Support for smoke- and tobacco-free policies on school campuses has skyrocketed in recent years.

About 8 in 10 current college students in the U.S. support policies that prohibit smoking and other tobacco use at college. Additionally, the number of colleges and universities with comprehensive smoke- or tobacco-free policies more than quadrupled from 446 in 2010 to over 2,000 in 2017.

Since 2015, the Truth Initiative® Tobacco-Free College Program has awarded funding to 135 colleges and universities to advocate for, adopt and implement a 100 percent smoke- or tobacco-free policy. With more initiatives focusing on expanding the number of campuses that ban smoking and tobacco use, here are three benefits of smoke- and tobacco-free policies at colleges and universities.

They reduce tobacco use among young adults.

While the number of schools with smoke- and tobacco-free policies has increased, the amount of college students who smoke cigarettes has declined. Past 30-day cigarette use among college students fell from 16 percent in 2010 to an all-time low of 9 percent in 2016, and the daily smoking rate fell from 7.6 percent to 3 percent during that same time. Data also show downward trends in college students using other tobacco products, including e-cigarettes, hookah, little cigars and traditional cigars.

Besides helping to reduce smoking rates, smoke- and tobacco-free policies also change attitudes toward tobacco use, eliminate secondhand smoke exposure and make it easier for smokers to quit. Working to prevent tobacco use among college students is especially important because 99 percent of smokers start smoking before turning 26 years old.

They create opportunities to educate students about tobacco.

Rolling out a smoke- or tobacco-free policy presents opportunities to educate campus and community members about tobacco-related issues and the benefits of a tobacco-free campus.
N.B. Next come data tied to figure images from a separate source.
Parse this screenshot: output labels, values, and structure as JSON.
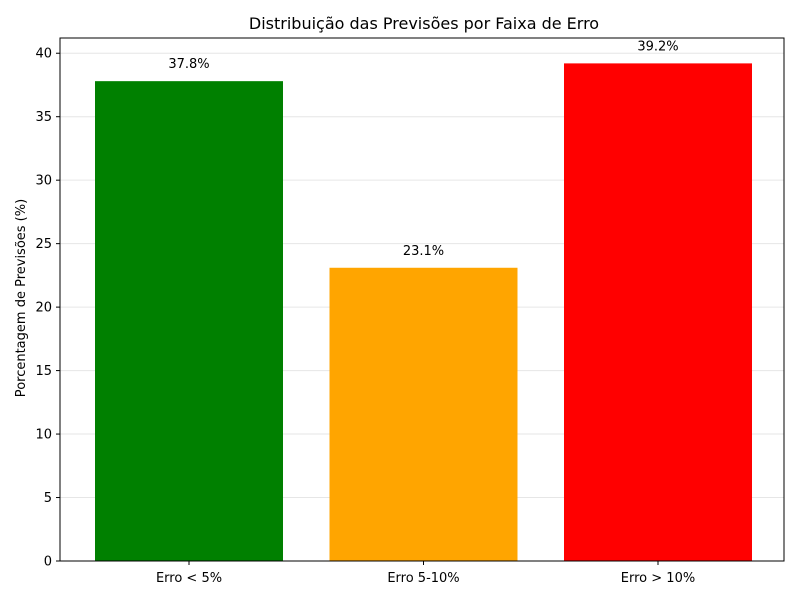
{
  "chart_data": {
    "type": "bar",
    "title": "Distribuição das Previsões por Faixa de Erro",
    "xlabel": "",
    "ylabel": "Porcentagem de Previsões (%)",
    "categories": [
      "Erro < 5%",
      "Erro 5-10%",
      "Erro > 10%"
    ],
    "values": [
      37.8,
      23.1,
      39.2
    ],
    "data_labels": [
      "37.8%",
      "23.1%",
      "39.2%"
    ],
    "colors": [
      "#008000",
      "#ffa500",
      "#ff0000"
    ],
    "ylim": [
      0,
      41.2
    ],
    "yticks": [
      0,
      5,
      10,
      15,
      20,
      25,
      30,
      35,
      40
    ],
    "grid": "y",
    "legend": "none"
  }
}
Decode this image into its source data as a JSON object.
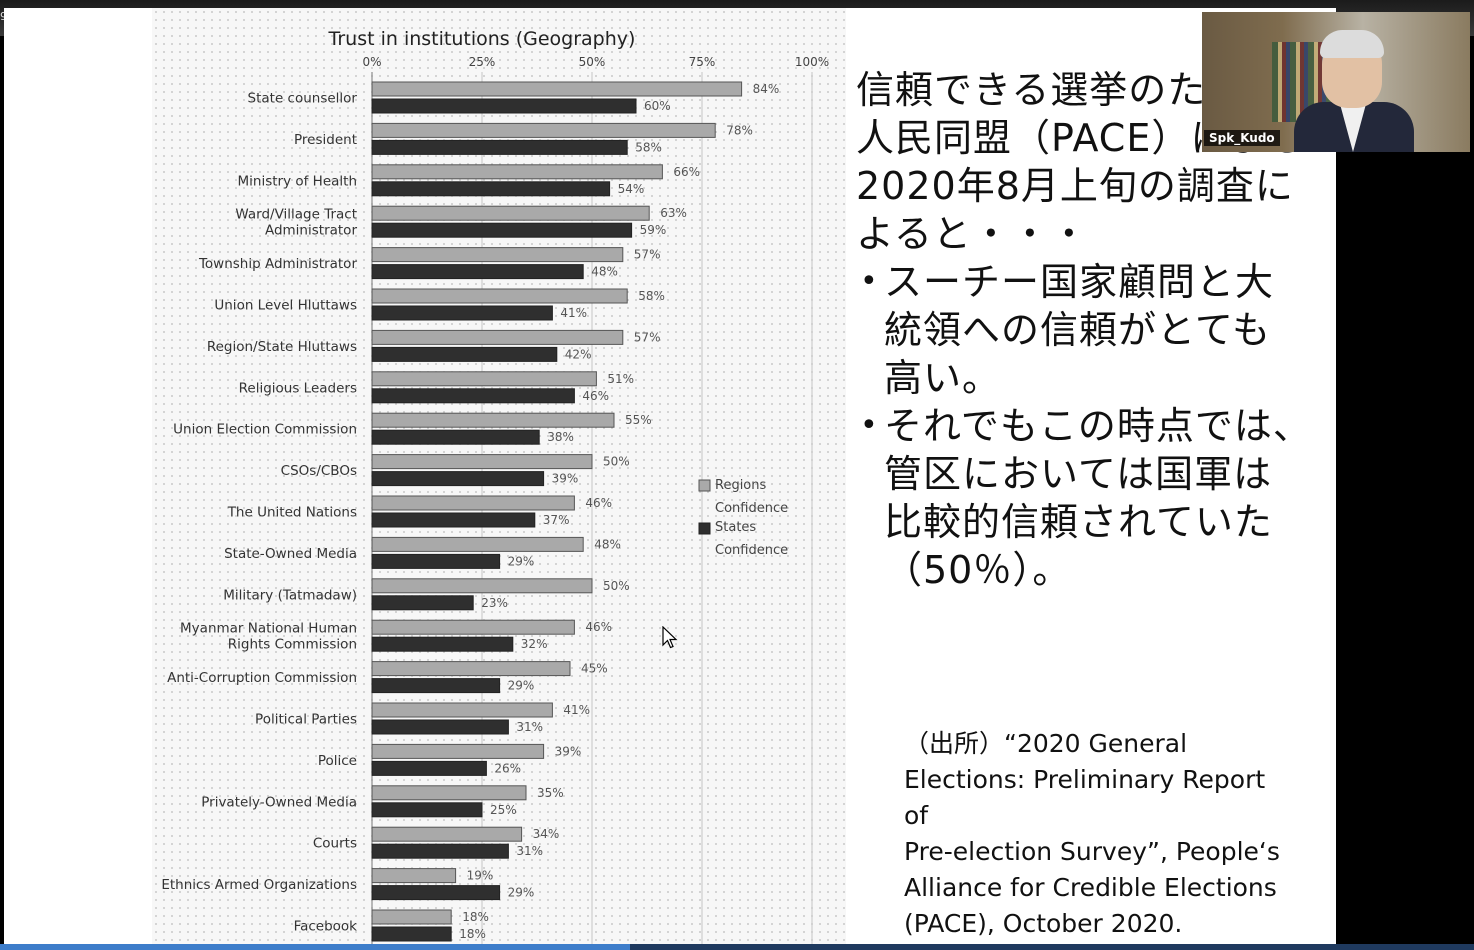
{
  "window": {
    "resolution_label": "920x1200"
  },
  "webcam": {
    "name": "Spk_Kudo"
  },
  "slide": {
    "intro_lines": [
      "信頼できる選挙のた",
      "人民同盟（PACE）による",
      "2020年8月上旬の調査に",
      "よると・・・"
    ],
    "bullets": [
      {
        "lines": [
          "スーチー国家顧問と大",
          "統領への信頼がとても",
          "高い。"
        ]
      },
      {
        "lines": [
          "それでもこの時点では、",
          "管区においては国軍は",
          "比較的信頼されていた",
          "（50％）。"
        ]
      }
    ],
    "bullet_symbol": "•",
    "source_text": "（出所）“2020 General\nElections: Preliminary Report\nof\nPre-election Survey”, People‘s\nAlliance for Credible Elections\n(PACE), October 2020."
  },
  "chart_data": {
    "type": "bar",
    "orientation": "horizontal",
    "title": "Trust in institutions (Geography)",
    "x_ticks": [
      "0%",
      "25%",
      "50%",
      "75%",
      "100%"
    ],
    "xlim": [
      0,
      100
    ],
    "legend_position": "right-middle",
    "categories": [
      [
        "State counsellor"
      ],
      [
        "President"
      ],
      [
        "Ministry of Health"
      ],
      [
        "Ward/Village Tract",
        "Administrator"
      ],
      [
        "Township Administrator"
      ],
      [
        "Union Level Hluttaws"
      ],
      [
        "Region/State Hluttaws"
      ],
      [
        "Religious Leaders"
      ],
      [
        "Union Election Commission"
      ],
      [
        "CSOs/CBOs"
      ],
      [
        "The United Nations"
      ],
      [
        "State-Owned Media"
      ],
      [
        "Military (Tatmadaw)"
      ],
      [
        "Myanmar National Human",
        "Rights Commission"
      ],
      [
        "Anti-Corruption Commission"
      ],
      [
        "Political Parties"
      ],
      [
        "Police"
      ],
      [
        "Privately-Owned Media"
      ],
      [
        "Courts"
      ],
      [
        "Ethnics Armed Organizations"
      ],
      [
        "Facebook"
      ]
    ],
    "series": [
      {
        "name": "Regions Confidence",
        "legend_lines": [
          "Regions",
          "Confidence"
        ],
        "color": "#a9a9a9",
        "values": [
          84,
          78,
          66,
          63,
          57,
          58,
          57,
          51,
          55,
          50,
          46,
          48,
          50,
          46,
          45,
          41,
          39,
          35,
          34,
          19,
          18
        ],
        "labels": [
          "84%",
          "78%",
          "66%",
          "63%",
          "57%",
          "58%",
          "57%",
          "51%",
          "55%",
          "50%",
          "46%",
          "48%",
          "50%",
          "46%",
          "45%",
          "41%",
          "39%",
          "35%",
          "34%",
          "19%",
          "18%"
        ]
      },
      {
        "name": "States Confidence",
        "legend_lines": [
          "States",
          "Confidence"
        ],
        "color": "#2f2f2f",
        "values": [
          60,
          58,
          54,
          59,
          48,
          41,
          42,
          46,
          38,
          39,
          37,
          29,
          23,
          32,
          29,
          31,
          26,
          25,
          31,
          29,
          18
        ],
        "labels": [
          "60%",
          "58%",
          "54%",
          "59%",
          "48%",
          "41%",
          "42%",
          "46%",
          "38%",
          "39%",
          "37%",
          "29%",
          "23%",
          "32%",
          "29%",
          "31%",
          "26%",
          "25%",
          "31%",
          "29%",
          "18%"
        ]
      }
    ]
  }
}
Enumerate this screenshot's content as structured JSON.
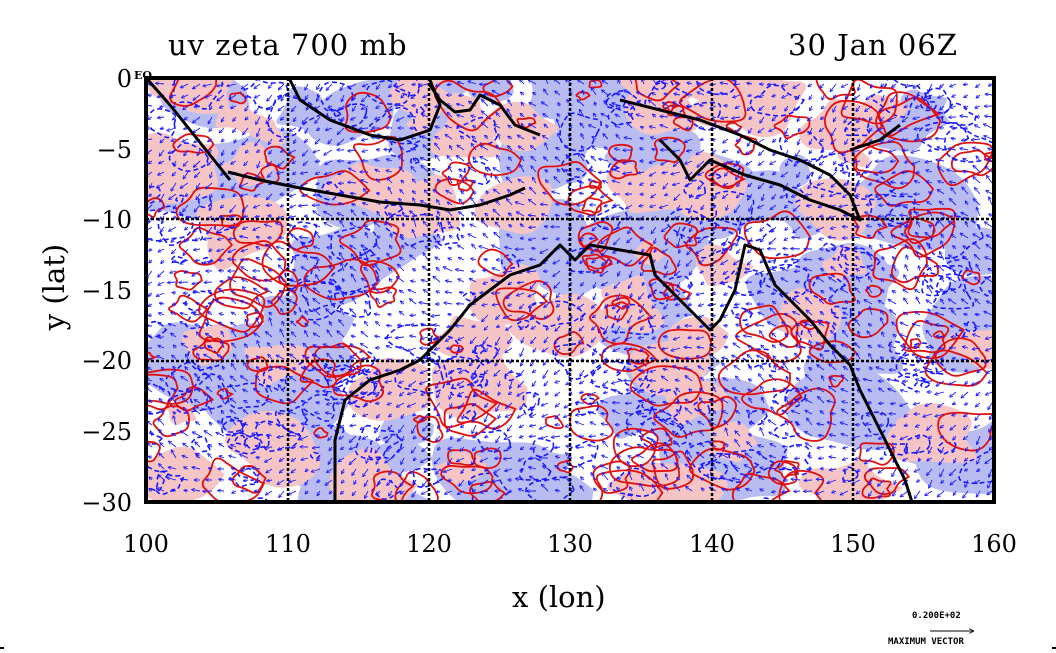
{
  "title": {
    "left": "uv zeta 700 mb",
    "right": "30 Jan 06Z"
  },
  "axes": {
    "xlabel": "x (lon)",
    "ylabel": "y (lat)",
    "x_ticks": [
      "100",
      "110",
      "120",
      "130",
      "140",
      "150",
      "160"
    ],
    "y_ticks": [
      "0",
      "−5",
      "−10",
      "−15",
      "−20",
      "−25",
      "−30"
    ],
    "x_range": [
      100,
      160
    ],
    "y_range": [
      -30,
      0
    ],
    "grid_lon": [
      110,
      120,
      130,
      140,
      150
    ],
    "grid_lat": [
      -10,
      -20
    ]
  },
  "corner_label": "EQ",
  "vector_legend": {
    "value": "0.200E+02",
    "label": "MAXIMUM VECTOR"
  },
  "colors": {
    "positive_fill": "#f5c4c4",
    "positive_contour": "#e01010",
    "negative_fill": "#b8bcf0",
    "negative_contour": "#1a1aff",
    "coastline": "#000000",
    "vectors": "#1a1aff"
  }
}
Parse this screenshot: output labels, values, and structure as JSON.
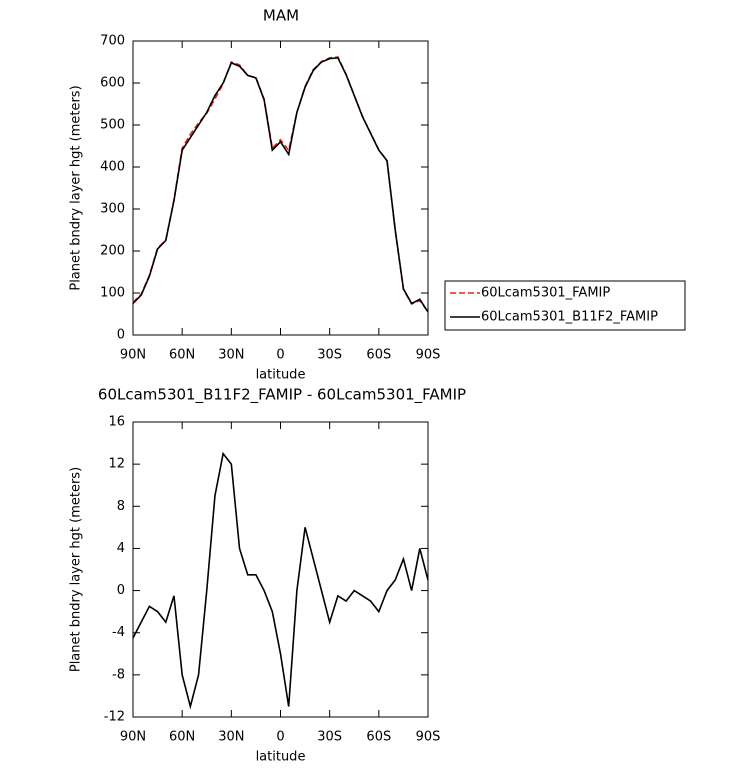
{
  "chart_data": [
    {
      "type": "line",
      "title": "MAM",
      "x_label": "latitude",
      "y_label": "Planet bndry layer hgt (meters)",
      "x": [
        90,
        85,
        80,
        75,
        70,
        65,
        60,
        55,
        50,
        45,
        40,
        35,
        30,
        25,
        20,
        15,
        10,
        5,
        0,
        -5,
        -10,
        -15,
        -20,
        -25,
        -30,
        -35,
        -40,
        -45,
        -50,
        -55,
        -60,
        -65,
        -70,
        -75,
        -80,
        -85,
        -90
      ],
      "series": [
        {
          "name": "60Lcam5301_FAMIP",
          "color": "#e8261c",
          "dashed": true,
          "values": [
            78,
            97,
            142,
            207,
            226,
            322,
            445,
            478,
            505,
            528,
            562,
            598,
            650,
            643,
            618,
            613,
            562,
            445,
            465,
            440,
            530,
            592,
            632,
            651,
            660,
            662,
            621,
            571,
            521,
            481,
            441,
            415,
            250,
            108,
            74,
            82,
            55
          ]
        },
        {
          "name": "60Lcam5301_B11F2_FAMIP",
          "color": "#000000",
          "dashed": false,
          "values": [
            75,
            95,
            140,
            205,
            225,
            320,
            440,
            470,
            500,
            530,
            570,
            600,
            648,
            640,
            618,
            612,
            560,
            440,
            460,
            430,
            530,
            590,
            630,
            650,
            658,
            660,
            620,
            570,
            520,
            480,
            440,
            415,
            250,
            110,
            75,
            85,
            55
          ]
        }
      ],
      "xlim": [
        90,
        -90
      ],
      "xticks": [
        {
          "value": 90,
          "label": "90N"
        },
        {
          "value": 60,
          "label": "60N"
        },
        {
          "value": 30,
          "label": "30N"
        },
        {
          "value": 0,
          "label": "0"
        },
        {
          "value": -30,
          "label": "30S"
        },
        {
          "value": -60,
          "label": "60S"
        },
        {
          "value": -90,
          "label": "90S"
        }
      ],
      "ylim": [
        0,
        700
      ],
      "yticks": [
        0,
        100,
        200,
        300,
        400,
        500,
        600,
        700
      ],
      "legend": "right"
    },
    {
      "type": "line",
      "title": "60Lcam5301_B11F2_FAMIP - 60Lcam5301_FAMIP",
      "x_label": "latitude",
      "y_label": "Planet bndry layer hgt (meters)",
      "x": [
        90,
        85,
        80,
        75,
        70,
        65,
        60,
        55,
        50,
        45,
        40,
        35,
        30,
        25,
        20,
        15,
        10,
        5,
        0,
        -5,
        -10,
        -15,
        -20,
        -25,
        -30,
        -35,
        -40,
        -45,
        -50,
        -55,
        -60,
        -65,
        -70,
        -75,
        -80,
        -85,
        -90
      ],
      "series": [
        {
          "color": "#000000",
          "dashed": false,
          "values": [
            -4.5,
            -3,
            -1.5,
            -2,
            -3,
            -0.5,
            -8,
            -11,
            -8,
            0,
            9,
            13,
            12,
            4,
            1.5,
            1.5,
            0,
            -2,
            -6,
            -11,
            0,
            6,
            3,
            0,
            -3,
            -0.5,
            -1,
            0,
            -0.5,
            -1,
            -2,
            0,
            1,
            3,
            0,
            4,
            1
          ]
        }
      ],
      "xlim": [
        90,
        -90
      ],
      "xticks": [
        {
          "value": 90,
          "label": "90N"
        },
        {
          "value": 60,
          "label": "60N"
        },
        {
          "value": 30,
          "label": "30N"
        },
        {
          "value": 0,
          "label": "0"
        },
        {
          "value": -30,
          "label": "30S"
        },
        {
          "value": -60,
          "label": "60S"
        },
        {
          "value": -90,
          "label": "90S"
        }
      ],
      "ylim": [
        -12,
        16
      ],
      "yticks": [
        -12,
        -8,
        -4,
        0,
        4,
        8,
        12,
        16
      ]
    }
  ]
}
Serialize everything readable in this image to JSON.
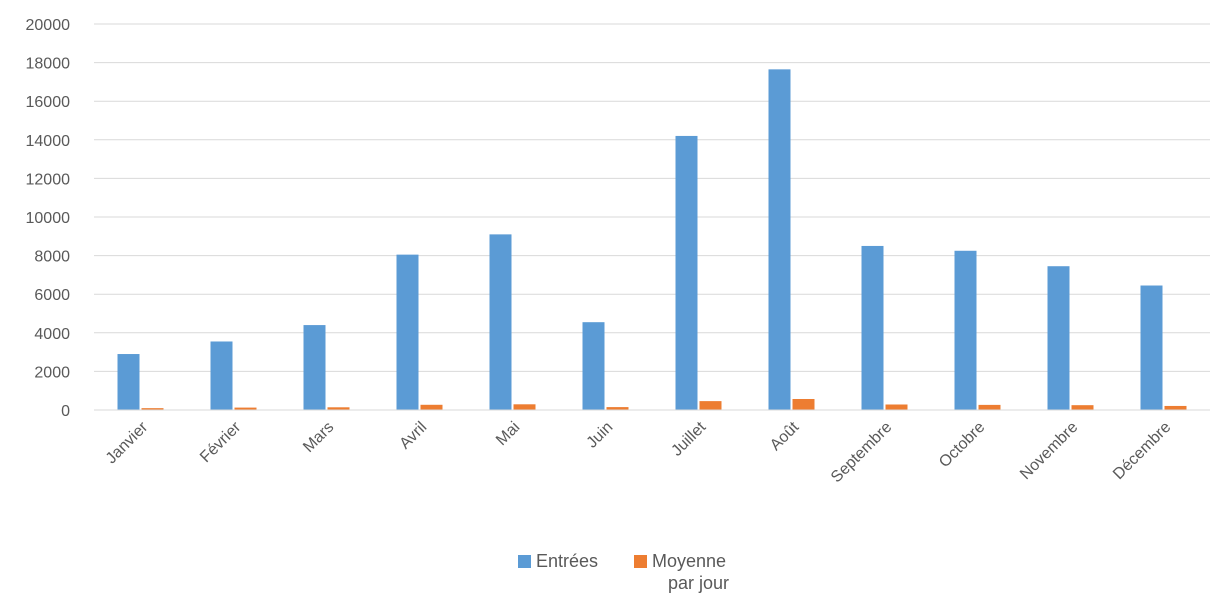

For example, four colleges and universities participated in the truth® Finish Flavors Tour to raise awareness of the impact of menthol and flavored tobacco products, the marketing tactics tobacco companies use to attract young smokers and the school’s upcoming smoke- or tobacco-free policy.

The participating schools — Jackson State University, Prairie View A&M University, Northwest Florida State College and North Carolina A&T State University — are grantees of the Truth Initiative Tobacco-Free College Program. During the tour, over 4,000 students were invited to learn about tobacco issues and sign a petition to get menthol tobacco products off the market at an event with music, games, a photo booth and a live mural.

“Education is the key to control the use of any type of tobacco product,” said Melinda Todd, director of the Metro Jackson Community Prevention Coalition at Jackson State University. “The event helped prepare for a tobacco- or smoke-free policy, celebrated the desire to move the campus in that direction and allowed students to also share that vision and be a part of the movement.”

They have economic and environmental benefits.

Worldwide, about 4.5 trillion cigarette butts are littered each year, making them the most littered item on earth. Smoke- and tobacco-free policies reduce cigarette litter and the risk of fire on campuses. These policies also cut maintenance costs. Cities usually spend between $3 million and $16 million on cigarette cleanup each year.

Smoke- and tobacco-free policies also prepare students for the workforce. An increasing number of worksites are prohibiting tobacco use, and research shows that smokers have a harder time getting hired. The chances of getting a job within a year are reduced by 24 percent for unemployed job seekers who smoke when compared with nonsmokers — even when other factors like substance abuse and criminal history are considered.